2.3 : Teacher Action

Your first task is to gather open-ended materials.

You may already use materials in your setting, so you can either take action to gather more materials, or perhaps to organize the materials that you already have. Remember the age group that you are working with, and also think about the expectations that you have for children's play. If the items are delicate (a piece of moss, a mirror), what are your expectations around those items? Think about how you are framing the experience, and the materials, for children.

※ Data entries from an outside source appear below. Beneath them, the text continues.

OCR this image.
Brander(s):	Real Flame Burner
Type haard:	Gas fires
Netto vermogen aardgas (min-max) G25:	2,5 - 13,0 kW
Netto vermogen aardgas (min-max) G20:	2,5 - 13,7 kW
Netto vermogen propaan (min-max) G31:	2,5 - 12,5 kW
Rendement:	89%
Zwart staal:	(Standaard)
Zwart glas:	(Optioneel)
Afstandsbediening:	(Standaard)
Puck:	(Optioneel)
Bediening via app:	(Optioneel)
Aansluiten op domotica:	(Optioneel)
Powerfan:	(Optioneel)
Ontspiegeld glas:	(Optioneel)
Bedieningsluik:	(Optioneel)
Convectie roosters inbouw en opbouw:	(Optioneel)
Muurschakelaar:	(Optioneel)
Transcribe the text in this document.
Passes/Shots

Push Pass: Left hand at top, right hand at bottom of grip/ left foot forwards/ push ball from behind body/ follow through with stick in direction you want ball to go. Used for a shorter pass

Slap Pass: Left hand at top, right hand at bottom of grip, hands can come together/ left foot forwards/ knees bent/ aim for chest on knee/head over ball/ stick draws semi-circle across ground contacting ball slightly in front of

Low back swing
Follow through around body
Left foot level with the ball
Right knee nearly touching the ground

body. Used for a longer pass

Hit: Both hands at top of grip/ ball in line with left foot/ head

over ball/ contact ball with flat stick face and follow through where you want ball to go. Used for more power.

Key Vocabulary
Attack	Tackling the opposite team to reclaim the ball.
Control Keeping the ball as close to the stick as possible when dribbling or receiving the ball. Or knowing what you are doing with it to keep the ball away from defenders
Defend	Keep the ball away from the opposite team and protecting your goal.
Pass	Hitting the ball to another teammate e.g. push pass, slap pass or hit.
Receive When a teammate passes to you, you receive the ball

The focus here is on free, or very low cost, materials. In the prompts and provocations section of the course, you'll see the tendency towards the reusable and the temporary: rather than gluing or taping or painting, these materials, much of the time, are meant to be reused. Things will happen where materials can't be used again, of course.

 

Look around your own home and classroom.

There are interesting materials everywhere, and you can gather your first items by looking into your junk drawer, your recycling bin, your closet, your garage. Many of my favorite items come from things I set aside at my house: interesting plastic packaging from a new item, plastic bottlecaps, cardboard of all sizes, handfuls of nuts and bolts - you'll be surprised at what you can find in your own home.

 

Involve Families.

This is a double win: children get excited about helping to source materials, and families are part of the journey to understanding the value of using open-ended materials with children. Think of a few simple items that you might want to begin with - nuts and bolts, for example - and ask parents to look for any unwanted items at home, with their children. Years ago, I worked with a teacher who requested tea boxes, and she ended up with hundreds! You can gather all of the children together to open the bags and sort the materials, engaging children in the ownership and excitement around loose parts. Follow up with parents with photos and stories of children at play with the materials to illustrate constructivism.

 

Go to the Hardware Store.

The hardware store has become one of my favorite places for loose parts. In particular, Reuse hardware stores are gold mines for interesting materials, often items that are being taken out of the waste cycle when people donate construction materials that otherwise might have been thrown away. A google search for reuse hardware store and your location will likely bring up a variety of places in your city or state. Some of my favorite hardware store items are doorknob caps, electric fence insulators, light switch plates, tile spacers, drawer pulls, and giant bolts.

 

Go to the Art Reuse Store.

Along the same lines as construction/hardware reuse stores, art reuse stores, or scrap stores. These stores, like their construction counterparts, take items out of the waste cycle to give them new life. Items are often sourced from factories or local industry, or by community donation. A comprehensive listing can be found here.

Go Outside with Children.

Rocks, pinecones, twigs, moss, leaves - there are plenty of wonderful natural materials for you to explore with children!  Head outside to play and observe, and gather a few favorite things to being back to the classroom.

The Dollar Store.

1000 straws? 100 tiny plastic figurines? 12 rolls of crepe paper? These are exciting things for children to have control over! Remember, we are not just looking for delicate things to move around a tabletop: we are looking for items that will engage children.  Rulers, marbles, masks - what can you find that will still allow children to make decisions about their play?

Observe Children at Play.

What kinds of materials are children drawn to?  What are children naturally repurposing?